Teva Chairman Responds to Criticism

Dr. Phillip Frost, Chairman of the Board of Teva Pharmaceutical Industries. (Moshe Shai/FLASH90)
Dr. Phillip Frost, Chairman of the Board of Teva Pharmaceutical Industries. (Moshe Shai/FLASH90)

Teva Pharmaceutical Industries chairman Phillip Frost has for the first time responded to attacks on the firm for its planned layoffs and lavish executive salaries and perks.

“It’s amazing that there have been no responses to the announcement about the cutbacks in any other country. Israel is the only country where there have been problems. I don’t understand it. Maybe we could have presented the information better,” Frost conceded in a Globes interview on Monday.

“Teva’s board of directors is the body that decides executive compensation, and has sole discretion on this,” says Frost. “It is very sensitive to employees’ conditions, and I believe that it will do for the employees what has to be done.”

Under pressure from the Histadrut, Teva dropped its plan to fire hundreds of Israeli employees, and agreed instead to reduce payroll through natural attrition by not filling positions of departing employees, Globes said.

Last week, former Teva chairman Meir Heth slammed the company for footing the bill for its chairman’s private jet.

“What has the jet got to do with it? Teva does not finance my jet’s expenses except for fuel, which is a normal and reasonable reimbursement. The jet’s real cost is maintenance, and whenever I fly on Teva’s business, it costs me more,” retorted Frost. “I feel that I’m practically doing my job here on a voluntary basis, because Teva is important to me.”

In 2012, Teva approved reimbursing Frost $700,000 a year for cost of his jet for travel related to the company’s business.

Frost defended the firm against  allegations of exorbitant tax breaks.

“I want it to be clear: Teva received tax breaks not just because of its existence in Israel, but because it employed people throughout the country, including in the periphery. In this way, it provided a service for a stronger Israel and received no gift, but what was set in law at the time. Teva has met all its commitments and the state of Israel has met its commitments. Any other company would have received the same thing.”

Teva got a more sympathetic reaction from other quarters outside the company.

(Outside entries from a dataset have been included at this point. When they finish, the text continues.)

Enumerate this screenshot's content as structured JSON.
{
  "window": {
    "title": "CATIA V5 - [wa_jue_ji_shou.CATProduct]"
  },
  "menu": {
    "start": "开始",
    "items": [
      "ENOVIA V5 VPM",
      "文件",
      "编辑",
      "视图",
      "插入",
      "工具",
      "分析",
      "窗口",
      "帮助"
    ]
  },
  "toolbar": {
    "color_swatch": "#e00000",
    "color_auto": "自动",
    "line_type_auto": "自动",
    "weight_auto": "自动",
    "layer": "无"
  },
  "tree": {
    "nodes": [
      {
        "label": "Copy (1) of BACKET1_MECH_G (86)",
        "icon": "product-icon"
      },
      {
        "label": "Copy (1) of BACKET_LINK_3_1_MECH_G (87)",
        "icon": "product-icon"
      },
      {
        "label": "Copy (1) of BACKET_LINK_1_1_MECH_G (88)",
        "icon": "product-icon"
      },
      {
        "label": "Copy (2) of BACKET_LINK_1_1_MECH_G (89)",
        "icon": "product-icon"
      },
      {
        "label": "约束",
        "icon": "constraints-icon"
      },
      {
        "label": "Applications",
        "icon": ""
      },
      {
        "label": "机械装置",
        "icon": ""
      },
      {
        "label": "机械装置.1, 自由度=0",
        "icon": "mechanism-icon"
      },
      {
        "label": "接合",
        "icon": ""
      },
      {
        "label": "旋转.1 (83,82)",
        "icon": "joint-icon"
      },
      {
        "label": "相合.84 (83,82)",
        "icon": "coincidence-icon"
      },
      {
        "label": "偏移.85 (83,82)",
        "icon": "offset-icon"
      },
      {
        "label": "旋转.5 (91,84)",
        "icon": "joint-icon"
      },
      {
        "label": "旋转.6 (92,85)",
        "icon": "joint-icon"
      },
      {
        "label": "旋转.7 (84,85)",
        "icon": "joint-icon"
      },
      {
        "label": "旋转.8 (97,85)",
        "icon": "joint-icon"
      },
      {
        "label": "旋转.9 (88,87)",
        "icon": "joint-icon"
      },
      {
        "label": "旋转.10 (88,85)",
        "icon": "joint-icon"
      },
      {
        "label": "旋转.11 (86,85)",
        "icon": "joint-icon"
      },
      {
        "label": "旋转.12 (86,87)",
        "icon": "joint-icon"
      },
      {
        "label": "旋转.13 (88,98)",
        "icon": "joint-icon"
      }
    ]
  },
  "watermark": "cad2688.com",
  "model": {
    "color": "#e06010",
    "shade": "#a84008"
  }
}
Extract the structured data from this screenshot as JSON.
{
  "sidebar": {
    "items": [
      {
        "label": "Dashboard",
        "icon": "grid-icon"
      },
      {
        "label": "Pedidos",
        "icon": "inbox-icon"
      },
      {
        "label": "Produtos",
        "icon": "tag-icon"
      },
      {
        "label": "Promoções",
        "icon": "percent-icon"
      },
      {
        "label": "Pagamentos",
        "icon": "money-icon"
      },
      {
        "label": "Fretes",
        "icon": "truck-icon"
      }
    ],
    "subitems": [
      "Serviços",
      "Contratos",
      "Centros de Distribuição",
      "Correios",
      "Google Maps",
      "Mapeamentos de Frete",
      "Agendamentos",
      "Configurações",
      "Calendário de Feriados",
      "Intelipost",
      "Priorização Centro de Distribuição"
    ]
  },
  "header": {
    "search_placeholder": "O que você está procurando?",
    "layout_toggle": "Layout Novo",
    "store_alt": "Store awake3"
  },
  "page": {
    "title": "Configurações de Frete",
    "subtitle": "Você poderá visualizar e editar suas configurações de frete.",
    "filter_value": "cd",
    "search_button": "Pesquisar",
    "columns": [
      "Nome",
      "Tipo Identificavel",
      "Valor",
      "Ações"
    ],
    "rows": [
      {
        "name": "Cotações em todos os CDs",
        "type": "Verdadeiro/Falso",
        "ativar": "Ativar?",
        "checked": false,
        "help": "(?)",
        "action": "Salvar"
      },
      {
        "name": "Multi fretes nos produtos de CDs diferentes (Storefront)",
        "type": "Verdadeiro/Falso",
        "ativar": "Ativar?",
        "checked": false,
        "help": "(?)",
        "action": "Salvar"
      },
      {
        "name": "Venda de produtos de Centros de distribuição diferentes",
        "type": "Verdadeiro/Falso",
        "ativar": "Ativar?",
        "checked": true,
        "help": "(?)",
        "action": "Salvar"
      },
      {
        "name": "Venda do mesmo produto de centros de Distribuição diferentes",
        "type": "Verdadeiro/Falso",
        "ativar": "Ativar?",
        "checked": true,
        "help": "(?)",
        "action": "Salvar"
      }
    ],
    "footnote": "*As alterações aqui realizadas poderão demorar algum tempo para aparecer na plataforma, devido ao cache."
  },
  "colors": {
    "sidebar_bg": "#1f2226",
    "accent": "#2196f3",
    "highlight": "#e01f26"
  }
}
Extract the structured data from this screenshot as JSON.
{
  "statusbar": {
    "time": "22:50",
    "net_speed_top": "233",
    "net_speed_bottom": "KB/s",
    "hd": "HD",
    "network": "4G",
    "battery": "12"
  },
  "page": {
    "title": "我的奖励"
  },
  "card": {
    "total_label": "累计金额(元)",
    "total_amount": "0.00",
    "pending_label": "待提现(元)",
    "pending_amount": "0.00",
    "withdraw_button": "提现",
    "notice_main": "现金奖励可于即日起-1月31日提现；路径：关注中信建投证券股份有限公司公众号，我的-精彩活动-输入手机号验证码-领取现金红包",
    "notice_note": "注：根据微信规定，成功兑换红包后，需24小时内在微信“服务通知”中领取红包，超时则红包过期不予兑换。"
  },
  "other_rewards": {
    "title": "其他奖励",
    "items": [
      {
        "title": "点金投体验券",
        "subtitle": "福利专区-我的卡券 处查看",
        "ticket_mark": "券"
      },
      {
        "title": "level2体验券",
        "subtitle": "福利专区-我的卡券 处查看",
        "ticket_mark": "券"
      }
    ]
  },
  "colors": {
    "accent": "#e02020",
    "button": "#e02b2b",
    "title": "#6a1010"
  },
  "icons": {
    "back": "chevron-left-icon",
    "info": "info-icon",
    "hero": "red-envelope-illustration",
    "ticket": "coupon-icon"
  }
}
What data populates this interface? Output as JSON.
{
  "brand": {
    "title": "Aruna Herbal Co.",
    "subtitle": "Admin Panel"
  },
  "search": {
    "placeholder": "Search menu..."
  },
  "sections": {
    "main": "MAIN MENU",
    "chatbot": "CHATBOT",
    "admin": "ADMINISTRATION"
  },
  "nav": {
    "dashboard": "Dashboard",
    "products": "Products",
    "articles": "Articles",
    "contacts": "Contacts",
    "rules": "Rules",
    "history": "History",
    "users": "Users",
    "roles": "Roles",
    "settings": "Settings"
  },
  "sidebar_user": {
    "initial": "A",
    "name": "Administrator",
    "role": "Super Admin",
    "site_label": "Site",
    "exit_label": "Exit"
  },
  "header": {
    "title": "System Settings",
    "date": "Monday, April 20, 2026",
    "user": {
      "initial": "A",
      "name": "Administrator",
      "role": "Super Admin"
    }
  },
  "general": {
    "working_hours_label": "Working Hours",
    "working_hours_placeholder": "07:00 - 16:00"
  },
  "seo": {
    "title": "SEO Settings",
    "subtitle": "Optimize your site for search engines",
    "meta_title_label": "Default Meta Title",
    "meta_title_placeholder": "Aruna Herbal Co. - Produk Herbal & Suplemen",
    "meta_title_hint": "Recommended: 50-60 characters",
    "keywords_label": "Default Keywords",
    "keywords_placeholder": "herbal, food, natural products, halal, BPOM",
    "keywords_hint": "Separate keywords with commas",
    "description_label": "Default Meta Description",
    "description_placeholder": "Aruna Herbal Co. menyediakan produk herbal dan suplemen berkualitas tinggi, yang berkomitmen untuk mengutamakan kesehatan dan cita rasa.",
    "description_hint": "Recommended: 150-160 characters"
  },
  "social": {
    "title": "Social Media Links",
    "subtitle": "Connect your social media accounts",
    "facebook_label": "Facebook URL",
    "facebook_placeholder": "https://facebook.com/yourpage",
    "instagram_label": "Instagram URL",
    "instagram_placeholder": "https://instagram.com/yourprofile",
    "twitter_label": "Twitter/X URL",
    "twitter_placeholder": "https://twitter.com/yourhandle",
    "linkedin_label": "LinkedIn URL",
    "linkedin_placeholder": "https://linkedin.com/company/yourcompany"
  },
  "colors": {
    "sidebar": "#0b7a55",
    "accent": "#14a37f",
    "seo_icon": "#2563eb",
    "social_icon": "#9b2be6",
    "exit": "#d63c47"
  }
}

“The objective is to build a bigger economy, and Israeli economy with big companies. Business decisions should be driven by business, not regulation. We see Teva dealing with the problems of layoffs, but what can you do? Companies go through cycles, and for a company to stay healthy, it must also fire employees,” said Mellanox Technologies CEO Eyal Waldman at the PwC Israel Kesselman and Kesselman and CFO Forum’s end of tax year conference on Monday.

Referring to pressure from Israeli politicians to minimize the layoffs in consideration of the tax benefits, he said: “I do not think that someone from the outside should come and tell a company, ‘You cannot fire people because you received this or that.’ This does not strengthen the economy, but weakens it. Do not put spokes in the wheels. A place with a business ethic should be created, because investors avoid place like China. If investors realize that Israel has ethics, they will feel more comfortable investing here,” said Waldman.

“The amount of regulation and supervision here, and the amendments make it difficult for companies to know what will happen in 2-3 years. Every company here is regarded as a crook. The world will be smaller, and it will be easier for a company to decide where it will do things. We at Mellanox want to bring people here.”

Meanwhile, Teva CEO Jeremy Levin denied a media report he had threatened to resign because of interference in the firm’s management by the board of directors.